> Of a high profile and high quality enterprise disk, unlikely to appear in 99% ...

> Of a high profile and high quality enterprise disk, unlikely to appear in 99% of RAID setups.

> Most RAID setups in the wild consist of low quality enterprise or even desktop platters, high quality setups are rare and expensive

> they're still not very common

More extraordinary claims, requiring extraordinary evidence. Even Baraccuda Pro models (which do cost more but not prohibitively so) have the same read error rate, but I didn't choose that datasheet because it had less data, overall.

> Esp. considering that lots of consumers have

I call "red herring" on this, since consumers also aren't going to have the kinds of choices we're discussing, nor read these forums, nor the original article (which is the context for this whole discussion).

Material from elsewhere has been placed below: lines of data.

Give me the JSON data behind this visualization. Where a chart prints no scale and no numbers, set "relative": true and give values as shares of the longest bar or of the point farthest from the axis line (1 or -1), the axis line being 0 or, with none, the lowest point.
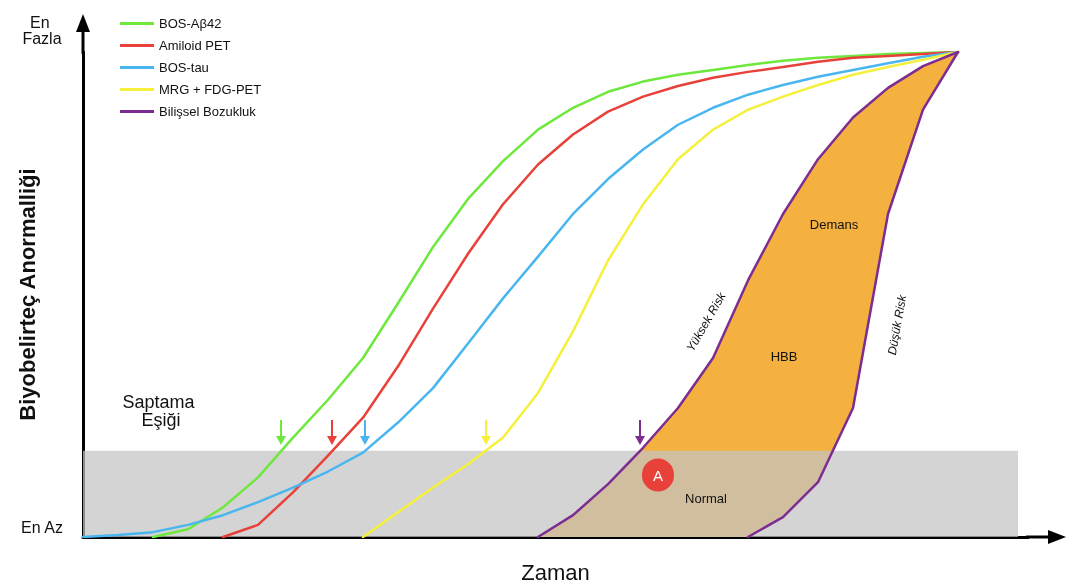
{
  "chart_data": {
    "type": "line",
    "relative": true,
    "xlabel": "Zaman",
    "ylabel": "Biyobelirteç Anormalliği",
    "categories": [
      null,
      null,
      null,
      null,
      null,
      null,
      null,
      null,
      null,
      null,
      null,
      null,
      null,
      null,
      null,
      null,
      null,
      null,
      null,
      null,
      null,
      null,
      null,
      null,
      null,
      null,
      null,
      null
    ],
    "series": [
      {
        "name": "BOS-Aβ42",
        "color": "#6ee83c",
        "values": [
          null,
          null,
          0,
          0.016,
          0.061,
          0.123,
          0.205,
          0.283,
          0.369,
          0.482,
          0.598,
          0.697,
          0.775,
          0.84,
          0.885,
          0.918,
          0.939,
          0.953,
          0.963,
          0.973,
          0.982,
          0.988,
          0.992,
          0.996,
          0.998,
          1,
          null,
          null
        ]
      },
      {
        "name": "Amiloid PET",
        "color": "#e8413a",
        "values": [
          null,
          null,
          null,
          null,
          0,
          0.025,
          0.092,
          0.168,
          0.246,
          0.352,
          0.471,
          0.584,
          0.686,
          0.768,
          0.83,
          0.877,
          0.908,
          0.93,
          0.947,
          0.959,
          0.969,
          0.98,
          0.988,
          0.992,
          0.996,
          1,
          null,
          null
        ]
      },
      {
        "name": "BOS-tau",
        "color": "#4ab6f0",
        "values": [
          0,
          0.004,
          0.01,
          0.025,
          0.045,
          0.072,
          0.102,
          0.135,
          0.174,
          0.236,
          0.307,
          0.399,
          0.492,
          0.578,
          0.666,
          0.738,
          0.799,
          0.85,
          0.885,
          0.912,
          0.932,
          0.949,
          0.963,
          0.977,
          0.99,
          1,
          null,
          null
        ]
      },
      {
        "name": "MRG + FDG-PET",
        "color": "#f5f03c",
        "values": [
          null,
          null,
          null,
          null,
          null,
          null,
          null,
          null,
          0,
          0.051,
          0.102,
          0.15,
          0.205,
          0.297,
          0.424,
          0.57,
          0.686,
          0.779,
          0.84,
          0.881,
          0.908,
          0.932,
          0.953,
          0.969,
          0.984,
          1,
          null,
          null
        ]
      },
      {
        "name": "Bilişsel Bozukluk",
        "color": "#7d2d91",
        "values": [
          null,
          null,
          null,
          null,
          null,
          null,
          null,
          null,
          null,
          null,
          null,
          null,
          null,
          0,
          0.045,
          0.109,
          0.184,
          0.266,
          0.369,
          0.529,
          0.666,
          0.779,
          0.865,
          0.926,
          0.971,
          1,
          null,
          null
        ],
        "upper": [
          null,
          null,
          null,
          null,
          null,
          null,
          null,
          null,
          null,
          null,
          null,
          null,
          null,
          0,
          0.045,
          0.109,
          0.184,
          0.266,
          0.369,
          0.529,
          0.666,
          0.779,
          0.865,
          0.926,
          0.971,
          1,
          null,
          null
        ],
        "lower": [
          null,
          null,
          null,
          null,
          null,
          null,
          null,
          null,
          null,
          null,
          null,
          null,
          null,
          0,
          0,
          0,
          0,
          0,
          0,
          0,
          0.041,
          0.113,
          0.266,
          0.666,
          0.881,
          1,
          null,
          null
        ]
      },
      {
        "color": "#7d2d91",
        "values": [
          null,
          null,
          null,
          null,
          null,
          null,
          null,
          null,
          null,
          null,
          null,
          null,
          null,
          null,
          null,
          null,
          null,
          null,
          null,
          0,
          0.041,
          0.113,
          0.266,
          0.666,
          0.881,
          1,
          null,
          null
        ]
      }
    ],
    "bands": [
      {
        "axis": "y",
        "from": 0,
        "to": 0.178,
        "label": "Saptama Eşiği",
        "color": "#c4c4c4"
      }
    ],
    "annotations": [
      "Yüksek Risk",
      "Düşük Risk",
      "Demans",
      "HBB",
      "Normal",
      "A",
      "En Fazla",
      "En Az"
    ],
    "legend": "top left",
    "marker": "none",
    "line_style": "solid",
    "grid": false
  }
}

> the error rate is given in bits here, shaving of 3 or 5 OOM again

I'm not convinced of that, since the tables look identical between the drives. Maybe it's a sneaky marketing ploy, but maybe not. Ultimately, you need real world data, which you consistently haven't provided.

Absent that, it seems as though you're relying on assumptions, and my original conclusion, based on the data that has been published by the likes of Google and Backblaze, stands.

> Waste is a matter of efficiency in all domains

You seem to have re-defined waste, so I can't really speak to it.

> I don't think I ever met a sysadmin that insistent frequent failover due to failure is considered best practise.

I fear you are, again, misunderstanding. I didn't mention failure as a cause, although the term "failover" could lend itself to confusion, with the substring "fail" being in it. I used the term only in the sense of "switchover".

Perhaps I merely misunderstood you originally. You did initially state "A failover is still a failover and can reduce performance" which, even assuming you meant failover-due-to-failure, the assertion is questionable in the context of justifying node-level redundancy on top of RAID-level redundancy, if switchover (not due to failure) is engineered to be frequent (or even continuous).

> you can easily quantify risks as you have done using datasheets

I'm not agreeing or disagreeing as to its ease, but I'm asking you to go ahead and perform this, which you assert the ease of, since that seems to be the basis of your point.

(Earlier, I just made some single-disk calculations based on the spec sheet, not array risks.)

> I need to know if the array is likely to experience one (with likely being >1% or any other >X% during a rebuild or during normal operation). This question is more easily answered and doesn't require more than estimations.

Agreed. As I mentioned, coarse estimates (if based on real data) are plenty good enough. However, even a coarse estimate assigns some number to it.

Given your question above, what's the answer, for likely-being->1%, during a 300-hour rebuild? How did you arrive at that answer?